Burning Down the HouseIntent on making history, Newt Gingrich may become its victim
By GARY KAMIYA
Illustration by Zach Trenholm
As Washington digs out from the great blizzard of '96, there is one battle that Newt Gingrich, that noted student of military history, would probably not like to be reminded of: Stalingrad. As his tanks sink into the budgetary mud, his elite troops turn on him, his ethical supply lines stretch to the breaking point and his own behavior grows increasingly erratic, those glorious days when the Republican blitzkrieg carried all before it must seem like a distant memory.
Whether the metaphor will hold -- whether Gingrich's audacious decision to strike at the very heart of America's social contract will prove, like Hitler's daring invasion of Russia, to be an act of monstrous and self-destructive hubris -- remains to be seen. If the American people decide that the values and goals of the Republican Revolution cannot be separated from those of its leader, 1994 may be remembered not as the annus mirabilis of conservatism but as the year of the failed coup.
One thing is clear: Most Americans do not like Newt Gingrich. A Time/CNN poll taken in December 1995 found that only 24% had a favorable impression of the Speaker of the House (compared with 61% for President Clinton) and just 9% would like to see him become president. A remarkable 49% found him "scary." To be fair, the poll was taken at Gingrich's lowest moment -- during the government shutdown, after he had delivered a petulant outburst about being disrespected on Air Force One and a typically wild, Limbaugh-esque roundhouse in which he blamed a horrific murder on Democratic policies. Still, the conclusion is inescapable: most people, including many Republicans, think there's something fishy about this guy -- even if they can't put their finger on it.
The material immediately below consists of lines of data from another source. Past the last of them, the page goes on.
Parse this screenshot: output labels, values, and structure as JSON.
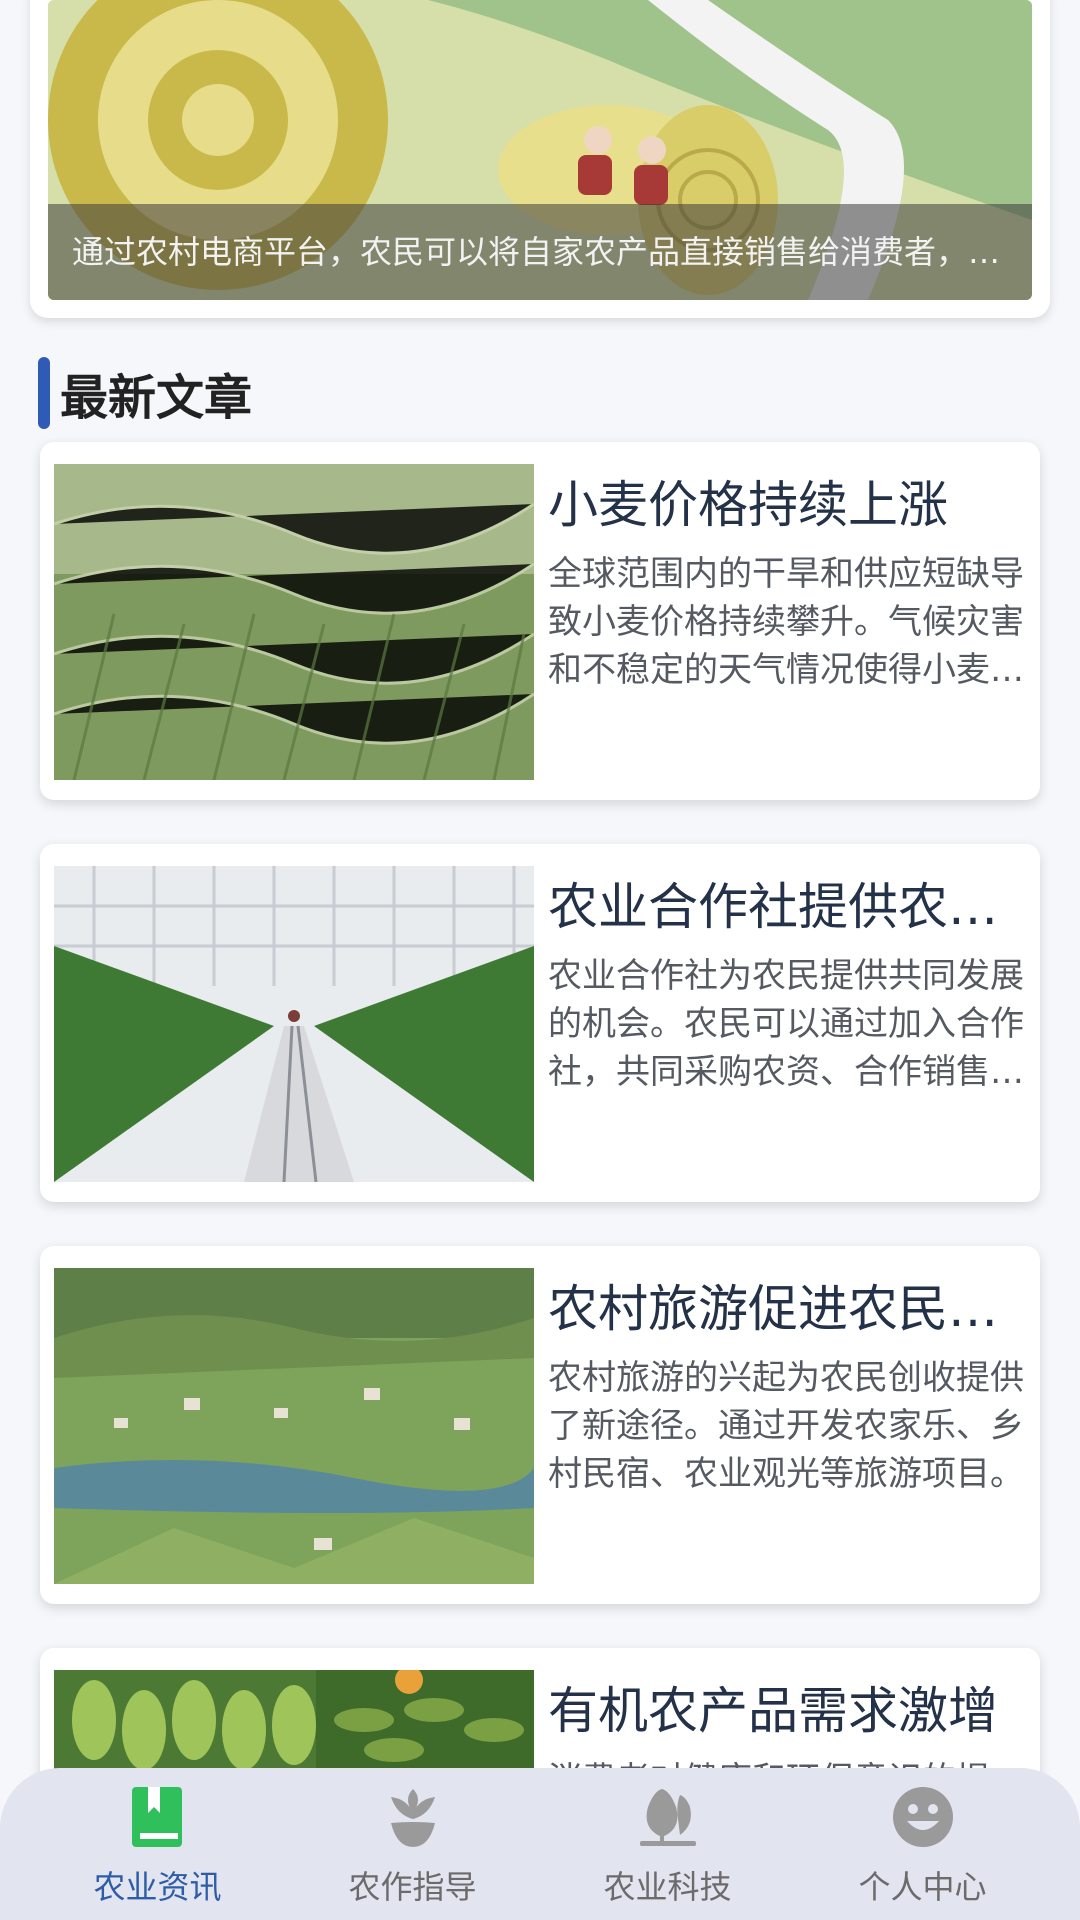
{
  "banner": {
    "caption": "通过农村电商平台，农民可以将自家农产品直接销售给消费者，减少中间环节，提高收入。"
  },
  "section": {
    "title": "最新文章"
  },
  "articles": [
    {
      "title": "小麦价格持续上涨",
      "desc": "全球范围内的干旱和供应短缺导致小麦价格持续攀升。气候灾害和不稳定的天气情况使得小麦产量下降。"
    },
    {
      "title": "农业合作社提供农民新机遇",
      "desc": "农业合作社为农民提供共同发展的机会。农民可以通过加入合作社，共同采购农资、合作销售农产品。"
    },
    {
      "title": "农村旅游促进农民增收",
      "desc": "农村旅游的兴起为农民创收提供了新途径。通过开发农家乐、乡村民宿、农业观光等旅游项目。"
    },
    {
      "title": "有机农产品需求激增",
      "desc": "消费者对健康和环保意识的提"
    }
  ],
  "nav": {
    "items": [
      {
        "label": "农业资讯",
        "icon": "book-icon"
      },
      {
        "label": "农作指导",
        "icon": "sprout-icon"
      },
      {
        "label": "农业科技",
        "icon": "tree-icon"
      },
      {
        "label": "个人中心",
        "icon": "smiley-icon"
      }
    ],
    "active_color": "#2e5da8",
    "active_icon_color": "#2fbf5b",
    "inactive_color": "#9a9a9a"
  }
}
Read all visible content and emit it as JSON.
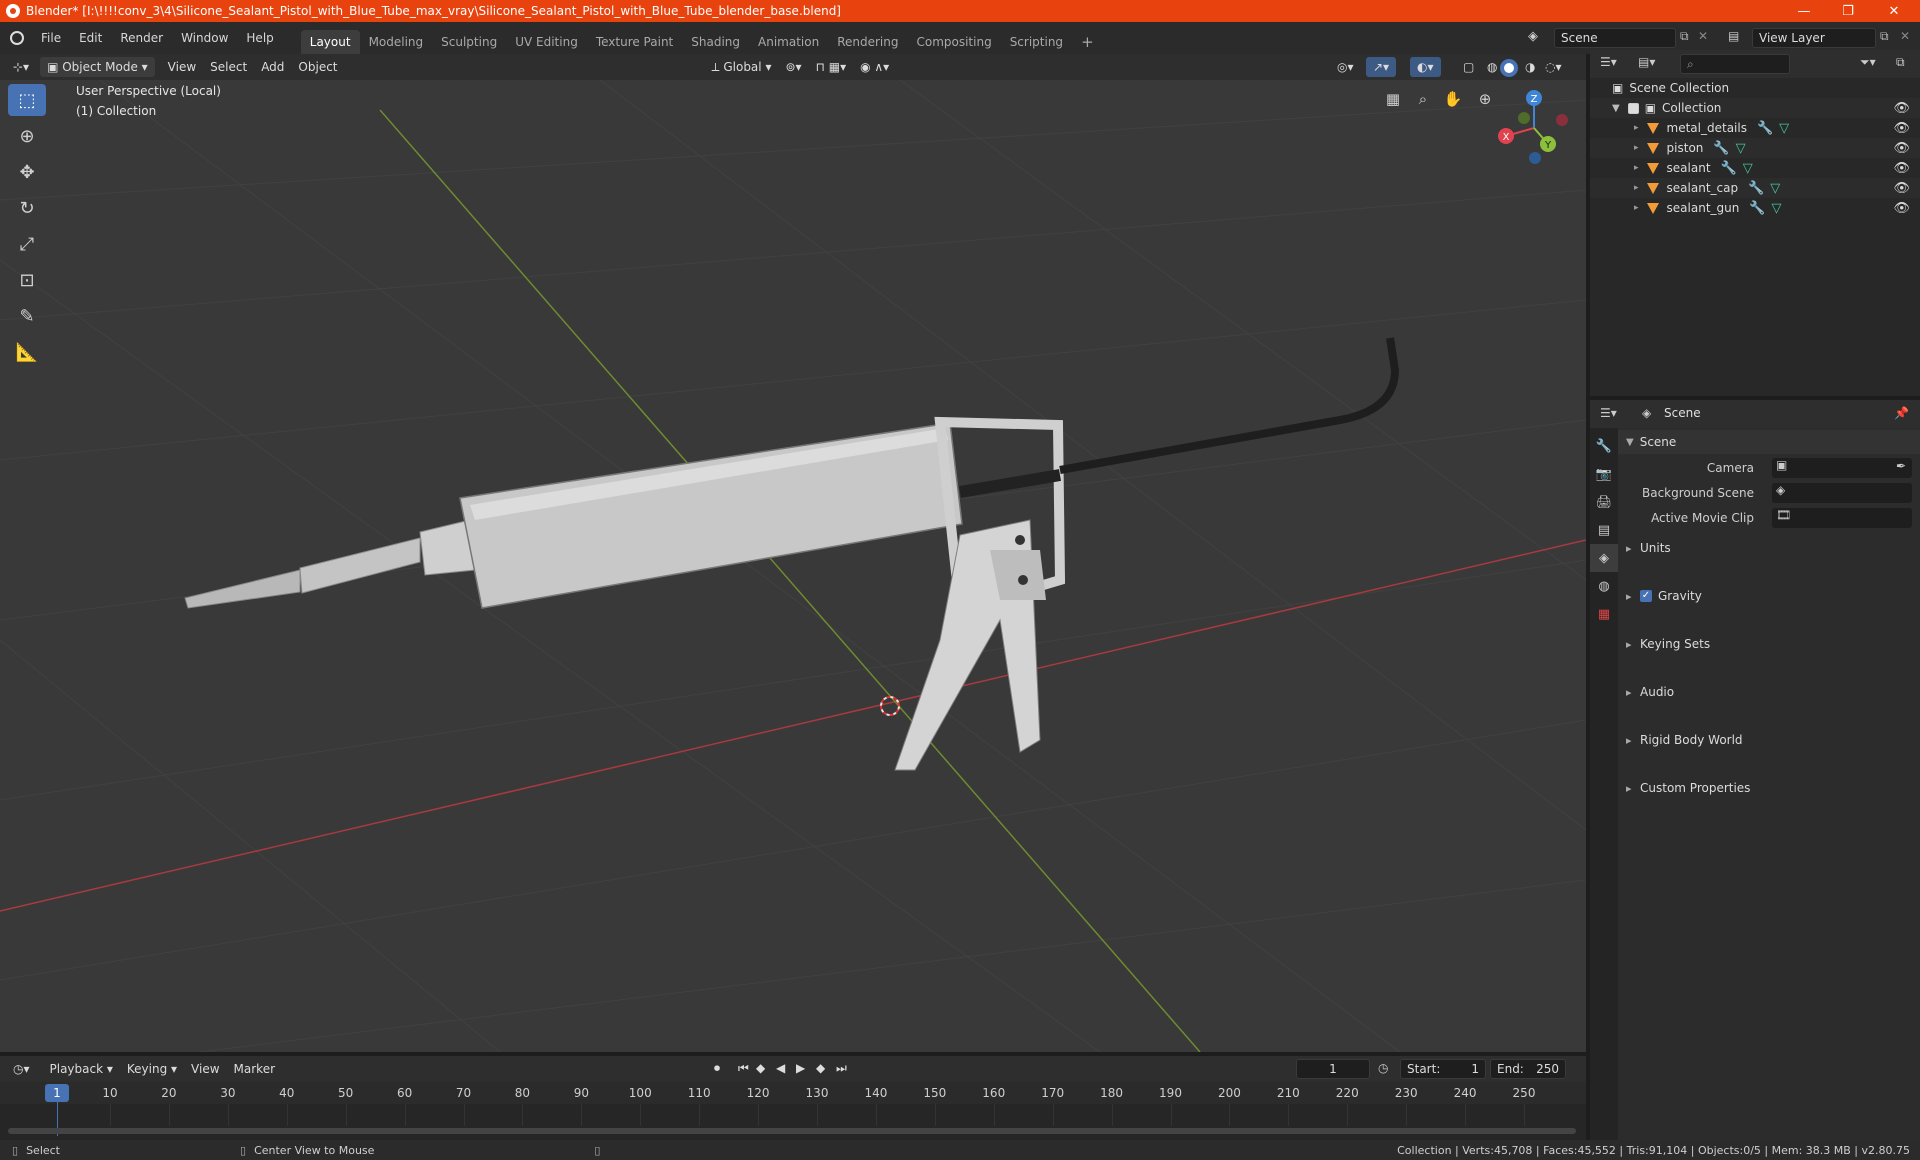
{
  "window": {
    "title": "Blender* [I:\\!!!!conv_3\\4\\Silicone_Sealant_Pistol_with_Blue_Tube_max_vray\\Silicone_Sealant_Pistol_with_Blue_Tube_blender_base.blend]",
    "minimize": "—",
    "maximize": "❐",
    "close": "✕"
  },
  "menu": [
    "File",
    "Edit",
    "Render",
    "Window",
    "Help"
  ],
  "workspaces": [
    "Layout",
    "Modeling",
    "Sculpting",
    "UV Editing",
    "Texture Paint",
    "Shading",
    "Animation",
    "Rendering",
    "Compositing",
    "Scripting"
  ],
  "workspace_add": "+",
  "scene_field": "Scene",
  "view_layer_field": "View Layer",
  "viewport_header": {
    "mode": "Object Mode",
    "menus": [
      "View",
      "Select",
      "Add",
      "Object"
    ],
    "orientation": "Global"
  },
  "viewport": {
    "perspective_label": "User Perspective (Local)",
    "collection_label": "(1) Collection",
    "gizmo": {
      "x": "X",
      "y": "Y",
      "z": "Z"
    }
  },
  "outliner": {
    "search_placeholder": "",
    "scene_collection": "Scene Collection",
    "collection": "Collection",
    "objects": [
      "metal_details",
      "piston",
      "sealant",
      "sealant_cap",
      "sealant_gun"
    ]
  },
  "properties": {
    "header_title": "Scene",
    "section_title": "Scene",
    "fields": [
      {
        "label": "Camera"
      },
      {
        "label": "Background Scene"
      },
      {
        "label": "Active Movie Clip"
      }
    ],
    "panels": [
      "Units",
      "Gravity",
      "Keying Sets",
      "Audio",
      "Rigid Body World",
      "Custom Properties"
    ],
    "gravity_checked": true
  },
  "timeline": {
    "menus": [
      "Playback",
      "Keying",
      "View",
      "Marker"
    ],
    "current_frame": "1",
    "start_label": "Start:",
    "start_value": "1",
    "end_label": "End:",
    "end_value": "250",
    "ticks": [
      "1",
      "10",
      "20",
      "30",
      "40",
      "50",
      "60",
      "70",
      "80",
      "90",
      "100",
      "110",
      "120",
      "130",
      "140",
      "150",
      "160",
      "170",
      "180",
      "190",
      "200",
      "210",
      "220",
      "230",
      "240",
      "250"
    ]
  },
  "statusbar": {
    "select": "Select",
    "center_view": "Center View to Mouse",
    "stats": "Collection | Verts:45,708 | Faces:45,552 | Tris:91,104 | Objects:0/5 | Mem: 38.3 MB | v2.80.75"
  },
  "colors": {
    "title_bar": "#e8430e",
    "accent": "#4772b3",
    "x_axis": "#e0434f",
    "y_axis": "#8bc03b",
    "z_axis": "#3f86d6"
  }
}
A new Frontline special, "The Long March of Newt Gingrich," which aired January 16 on PBS and will be reshown at various times, seizes that quavering digit and sticks it where the sun don't shine -- in Newt's character. The Gingrich that emerges from this documentary, produced by Stephen Talbot with correspondent Peter Boyer, is a Machiavel, a ruthless chameleon who shed his moderate image and reinvented himself as a fire-and-brimstone conservative to win his first election. He is a hypocrite who preaches moral regeneration -- and proposes draconian measures to ensure it -- while his own past, personal and political, is littered with sins of singular unpleasantness. A second-rate intellectual, he is a superb tactician with a hotline into populist resentments who uses negative messages brilliantly. And he plays the media like a violin.
In short, he is the modern politician par excellence -- a master of seeming whose own center is impossible to locate, and may not exist. Since his career has been built on exploiting Americans' hatred of the very class -- professional politicians -- of which he is the most illustrious member, this is somewhat strange.